Impacto en adultos mayores
En personas mayores, el efecto emocional depende del entorno social y familiar. La psicóloga Emilce Schenk advierte que la falta de apoyos puede agravar ansiedad, melancolía o estrés. Recomienda planificar encuentros considerando la red de contactos y las posibilidades reales de socialización.

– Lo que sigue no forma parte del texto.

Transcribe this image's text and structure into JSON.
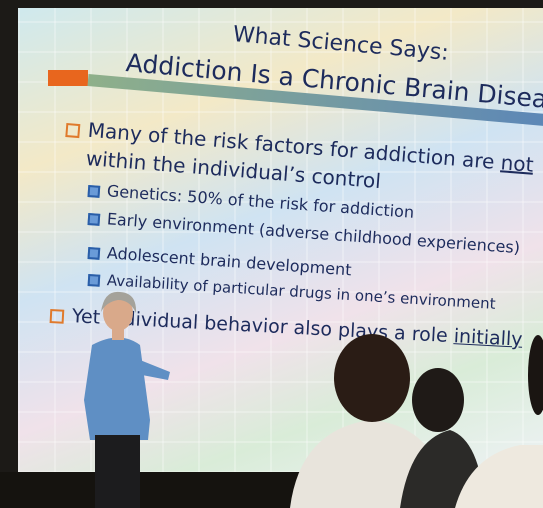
{
  "slide": {
    "title": "What Science Says:",
    "subtitle": "Addiction Is a Chronic Brain Disease",
    "bullets": [
      {
        "text": "Many of the risk factors for addiction are",
        "underlined": "not",
        "continuation": "within the individual’s control",
        "subitems": [
          "Genetics: 50% of the risk for addiction",
          "Early environment (adverse childhood experiences)",
          "Adolescent brain development",
          "Availability of particular drugs in one’s environment"
        ]
      },
      {
        "text": "Yet individual behavior also plays a role",
        "underlined": "initially"
      }
    ]
  }
}
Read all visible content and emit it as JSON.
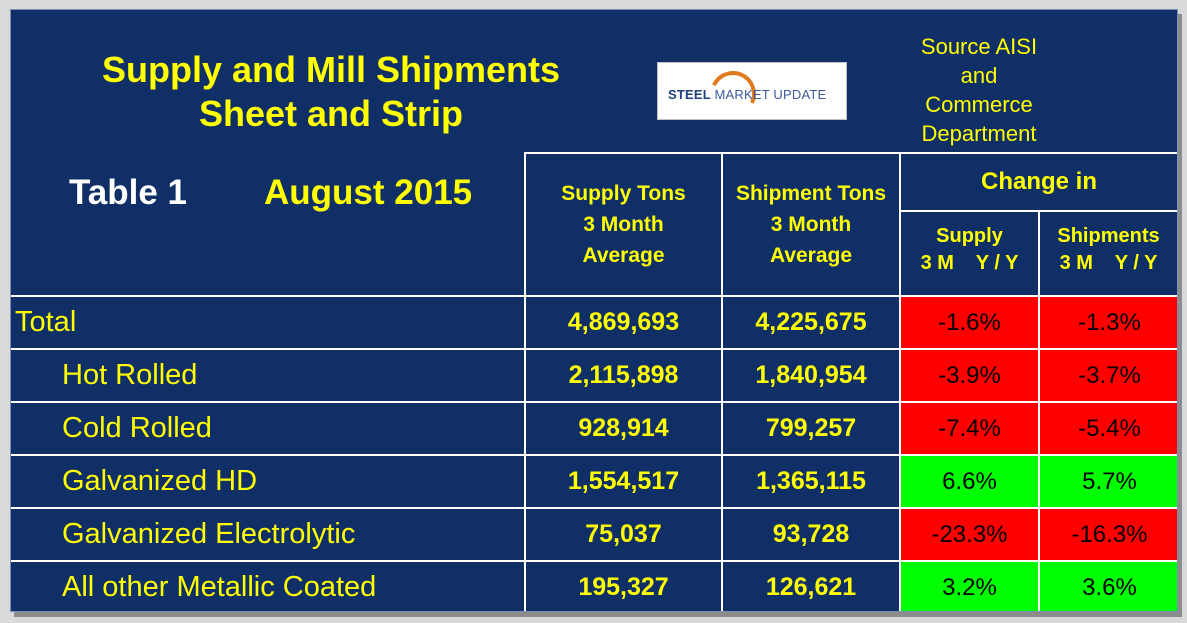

Estrategias para afrontar la tristeza
Aceptar que la tristeza es parte de la vida y reflexionar sobre lo que se puede cambiar son pasos clave. Moreschi aconseja enfocarse en vínculos que brinden contención, ya sean familiares o elegidos, y evitar comparaciones con otros o con la infancia. Schenk subraya la importancia de la escucha activa, la presencia y el respeto de los límites físicos y emocionales en adultos mayores.
Las fiestas como proceso de transición
El doctor Salinas remarca que las celebraciones no deben vivirse como una obligación de alegría superficial. “Marcan un tiempo de pasaje, cierre de etapa y apertura esperanzadora. La tristeza o nostalgia pueden vivirse como parte de este proceso y resultar superadoras”, concluye.
El fin de año puede ser un momento de alegría, pero también de introspección y emociones intensas. Reconocerlas y abordarlas con apoyo social y estrategias de cuidado emocional es fundamental para iniciar el nuevo año con mayor bienestar.